His voice had risen steadily as the awful possibility registered, and now he spun away from the screen and started shouting for the port admiral. -=0=-***-=0=

"I believe they've made up their minds about us," the AI remarked, and Alicia nodded tightly. The tick still trembled in her blood—she didn't dare waste time vomiting just now—and every excruciating second was an eternity. No one had seemed to notice for perhaps a minute, and the first attempt to do anything about it had been limited to efforts to access the ship's remotes.

Even if the AI hadn't been prepared to ignore them, they would have been fruitless. Tisiphone had wiped the telemetry programming early on in her struggle with the computer, but Groundside hadn't realized that. They'd gone on trying to access with ever increasing desperation for five full minutes, during which the alpha synth's velocity had climbed to over a hundred KPS. Then all access attempts had stopped and silence had reigned for several minutes. By the time the first effort to raise Alicia by name came in, the alpha synth was up to over two hundred KPS—and a visibly-shrinking Soissons lay over fifty thousand kilometers astern.
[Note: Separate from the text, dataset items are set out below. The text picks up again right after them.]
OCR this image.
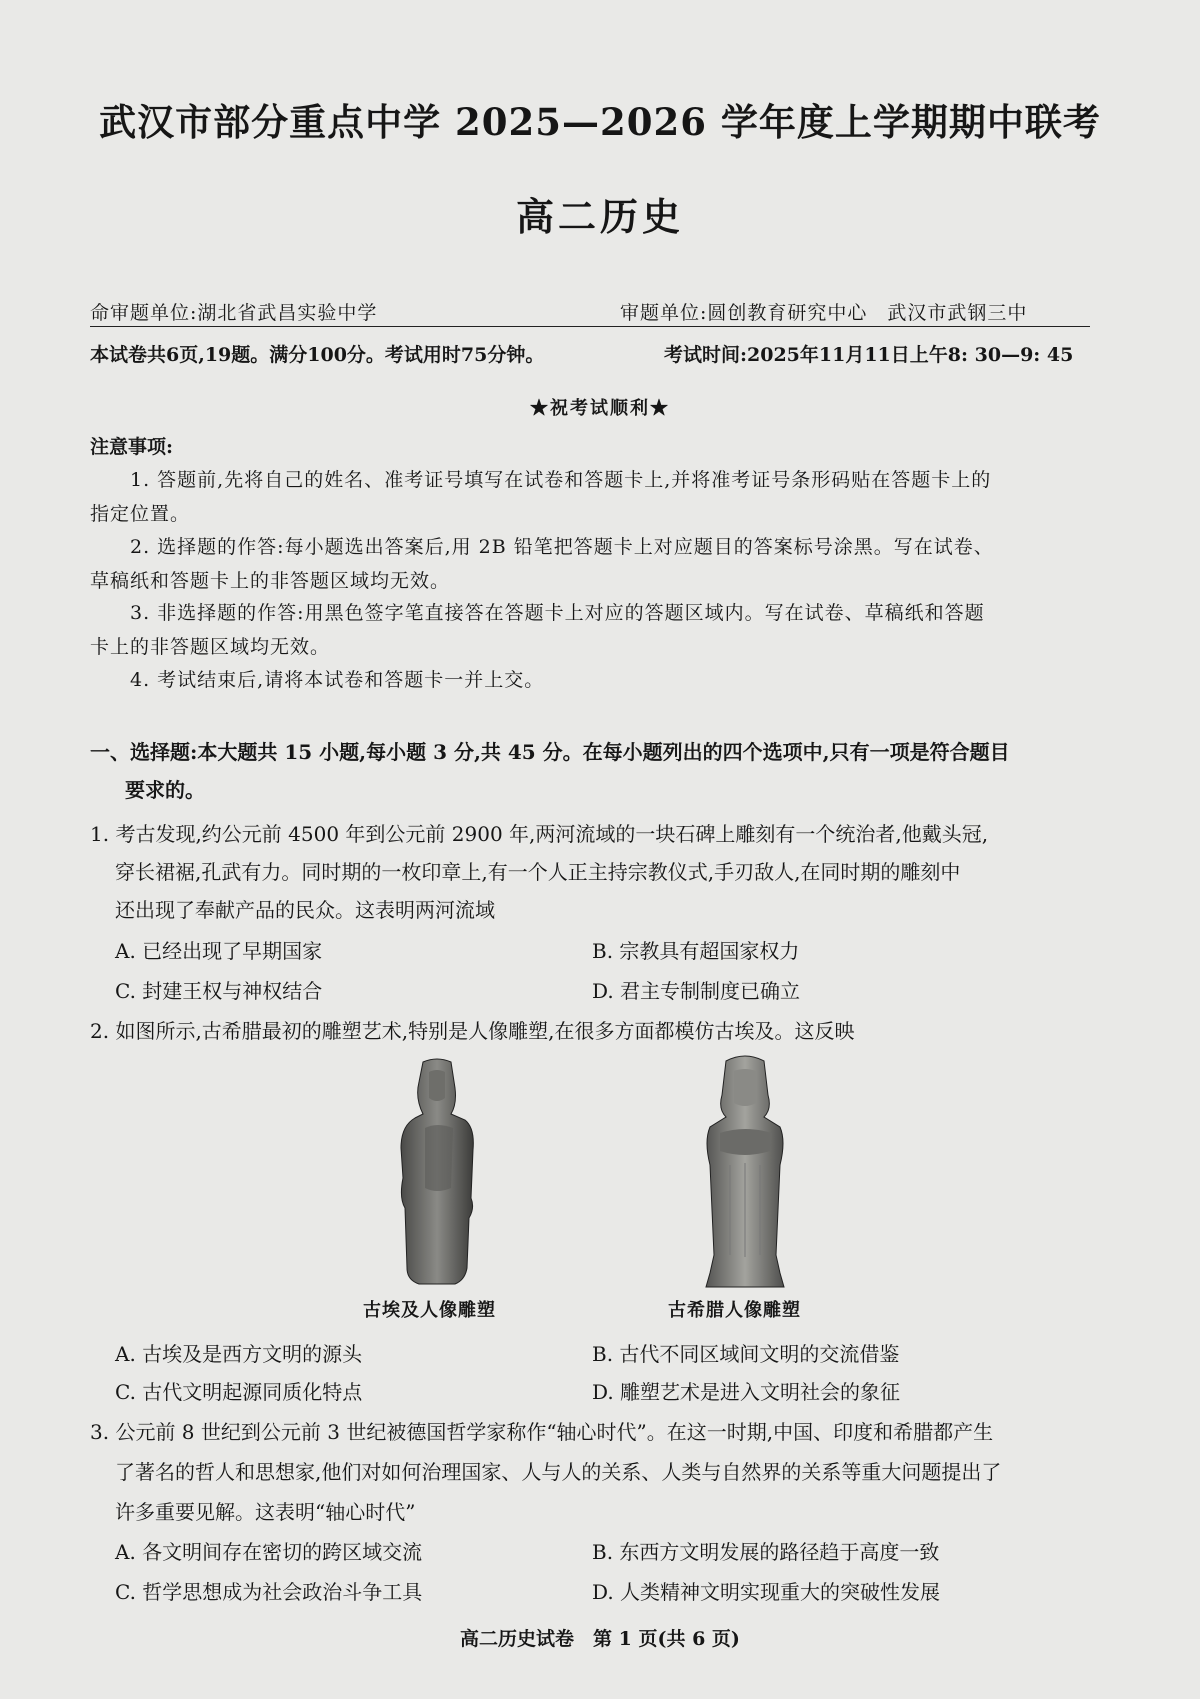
武汉市部分重点中学 2025—2026 学年度上学期期中联考
高二历史
命审题单位:湖北省武昌实验中学	审题单位:圆创教育研究中心　武汉市武钢三中
本试卷共6页,19题。满分100分。考试用时75分钟。	考试时间:2025年11月11日上午8: 30—9: 45
★祝考试顺利★
注意事项:
1. 答题前,先将自己的姓名、准考证号填写在试卷和答题卡上,并将准考证号条形码贴在答题卡上的
指定位置。
2. 选择题的作答:每小题选出答案后,用 2B 铅笔把答题卡上对应题目的答案标号涂黑。写在试卷、
草稿纸和答题卡上的非答题区域均无效。
3. 非选择题的作答:用黑色签字笔直接答在答题卡上对应的答题区域内。写在试卷、草稿纸和答题
卡上的非答题区域均无效。
4. 考试结束后,请将本试卷和答题卡一并上交。
一、选择题:本大题共 15 小题,每小题 3 分,共 45 分。在每小题列出的四个选项中,只有一项是符合题目
要求的。
1. 考古发现,约公元前 4500 年到公元前 2900 年,两河流域的一块石碑上雕刻有一个统治者,他戴头冠,
穿长裙裾,孔武有力。同时期的一枚印章上,有一个人正主持宗教仪式,手刃敌人,在同时期的雕刻中
还出现了奉献产品的民众。这表明两河流域
A. 已经出现了早期国家	B. 宗教具有超国家权力
C. 封建王权与神权结合	D. 君主专制制度已确立
2. 如图所示,古希腊最初的雕塑艺术,特别是人像雕塑,在很多方面都模仿古埃及。这反映
古埃及人像雕塑	古希腊人像雕塑
A. 古埃及是西方文明的源头	B. 古代不同区域间文明的交流借鉴
C. 古代文明起源同质化特点	D. 雕塑艺术是进入文明社会的象征
3. 公元前 8 世纪到公元前 3 世纪被德国哲学家称作“轴心时代”。在这一时期,中国、印度和希腊都产生
了著名的哲人和思想家,他们对如何治理国家、人与人的关系、人类与自然界的关系等重大问题提出了
许多重要见解。这表明“轴心时代”
A. 各文明间存在密切的跨区域交流	B. 东西方文明发展的路径趋于高度一致
C. 哲学思想成为社会政治斗争工具	D. 人类精神文明实现重大的突破性发展
高二历史试卷　第 1 页(共 6 页)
Alicia had listened to the com without response, perfectly willing to let them dither while she watched through her sensors, wrapped in fascination and a sort of manic delight, and she and her—allies? symbiotes? delusions?—perpetrated the greatest single-handed theft in the history of mankind. But the voices on the other end of the com link were changing as Groundside got itself together, and now a new, crisp speaker was on the line.

"Captain DeVries, this is Port Admiral Marat. I order you to decelerate and heave to immediately. If you refuse to comply, you will leave me no choice but to consider you a hostile vessel. Respond at once."

"They sound a bit upset," the AI observed. "Ha! Look at that"

A mental finger guided Alicia's attention to the blue fireflies of a dozen cruisers' suddenly activated Fasset drives in Soisson's orbit and data on their capabilities slotted into her brain. It was an incredible sensation, completely different from an assault shuttle's instrumentation.

"How bad is it?"

"Those hulks?" The AI sniffed, and Alicia bit her lip at the scathing tone. It was like listening to herself in what Tannis called "insufferably confident mode," and she felt a sudden stab of sympathy for her friend. "I've got a ten-minute head start, and they can't come within twelve percent of my field strength, even this close to a planet."

"What about their weapons?"

"They're some threat," the AI admitted, "but I'm not too worried. My data on their fire control isn't complete, but I know enough to screw their accuracy to hell. They'll have quite a while to shoot—maximum beam range is about fifteen light-seconds, and half-charge energy torps have about five more LS of reach—but they're going to be lousy shots."

"Great, but I think you left something out—like missiles."

"So? Cruisers are too small to mount SLAMs. Their Hauptman coil missiles have an effective range of about ten light-minutes, but the best they can reach before burn-out is point-six-cee. Then they go ballistic, and there's no way one cruiser flotilla's gonna saturate my defenses."